Après Saint Jacques de Compostelle, la route de la Soie, à soixante-dix ans, encore le besoin de se retrouver seul avec soi-même, de se prouver quelque chose; le refus d'attendre tranquillement la mort, un défi à la vieillesse. Et toujours cette soif de rencontres de celui qui veut encore croire que tout n'est pas perdu, que l'hospitalité et la solidarité existent encore dans ce monde individualiste et renfrogné. De ce côté là c'est une victoire, et encore une fois la fin de l'aventure -tout comme la fin de la lecture, preuve que l'auteur sait parfaitement nous embarquer à sa suite- a un arrière goût de nostalgie, l'amertume du quotidien qui reprend le dessus... jusqu'à la prochaine fois.
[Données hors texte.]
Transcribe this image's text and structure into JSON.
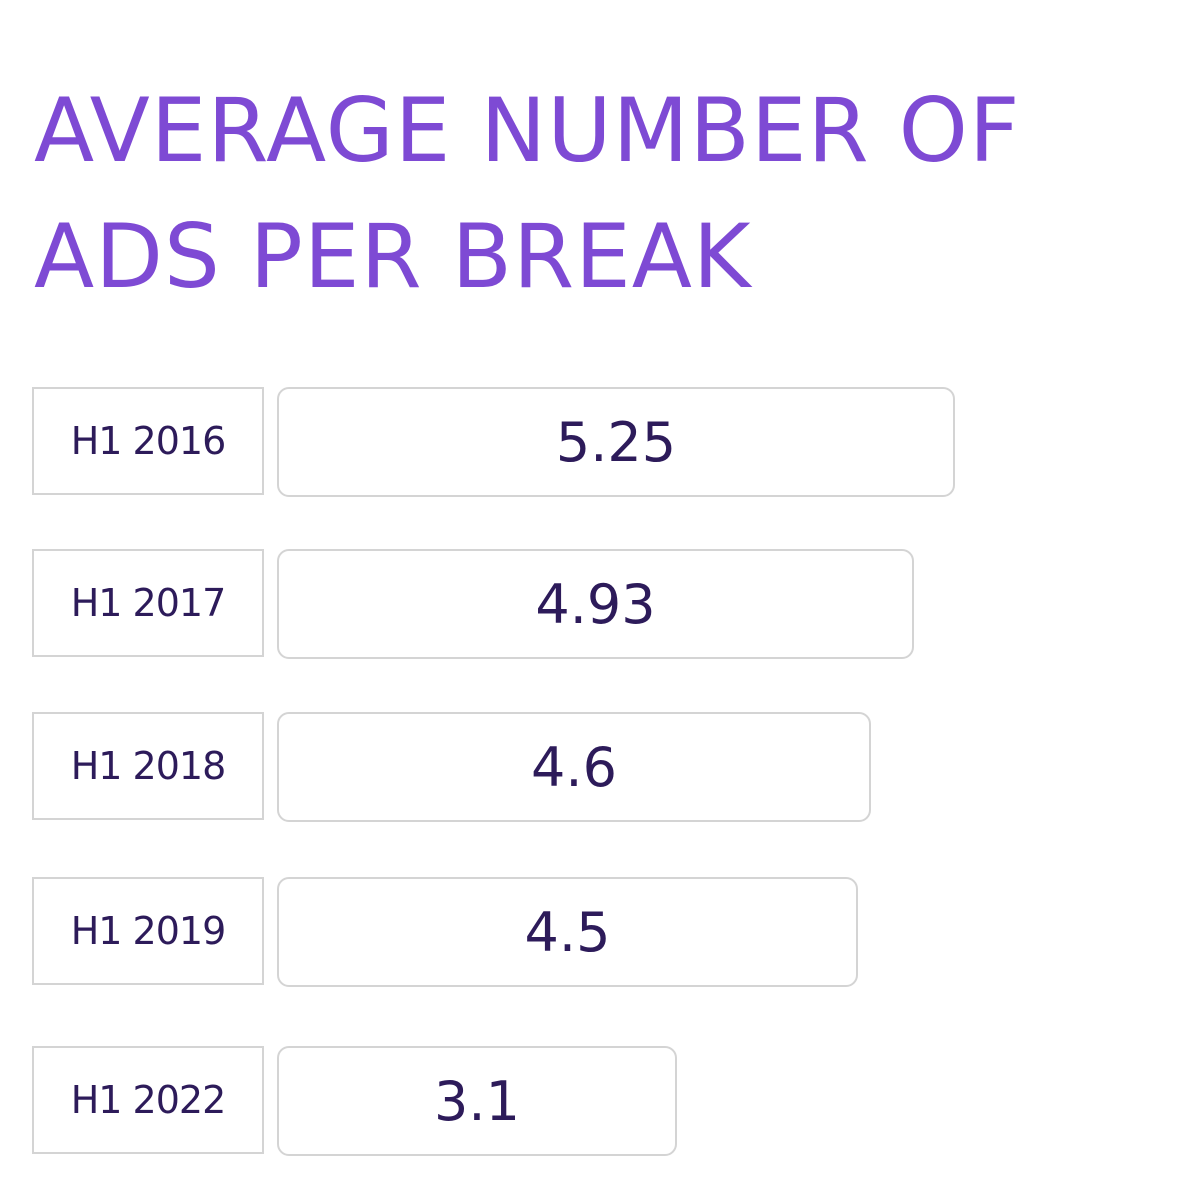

Car on a l'impression qu'il ne s'arrêtera jamais, ce voyageur devant l'éternel. Tant que ses muscles le porteront il partira. Mais au fond, n'est-ce pas cela le sens de la vie?
"Ce matin là, comme je pagaie la tête encore pleine des récits de Jacques Bertin, me revient le commentaire un peu ironique d'un sédentaire devant le parcours d'un nomade. Comment en effet expliquer les motifs d'une telle expédition? Un geste gratuit, pour rompre avec le quotidien, pour se mettre en danger, histoire de redonner du prix à sa propre vie? Il y a de la folie dans le départ, une fuite, un élan irrépressible, fort comme un sentiment amoureux, une variante du coup de foudre. Le voyage en solitaire implique une volonté de se remettre en cause, de se transcender, de tordre les rails qui nous guident au quotidien, de rompre les digues mentales et sociales qui nous contiennent, nous ligotent plus ou moins à notre insu. C'est une décision irrationnelle, difficile à faire comprendre à un esprit cartésien."
1 commentaire:
whaouuuh !!
qu'entends-je, un autre bouquin d'Ollivier.
merci pour le tuyau Emi.
je fonce chez mon libraire favori me procurer ce joyau - impossible que ce n'en soit pas un.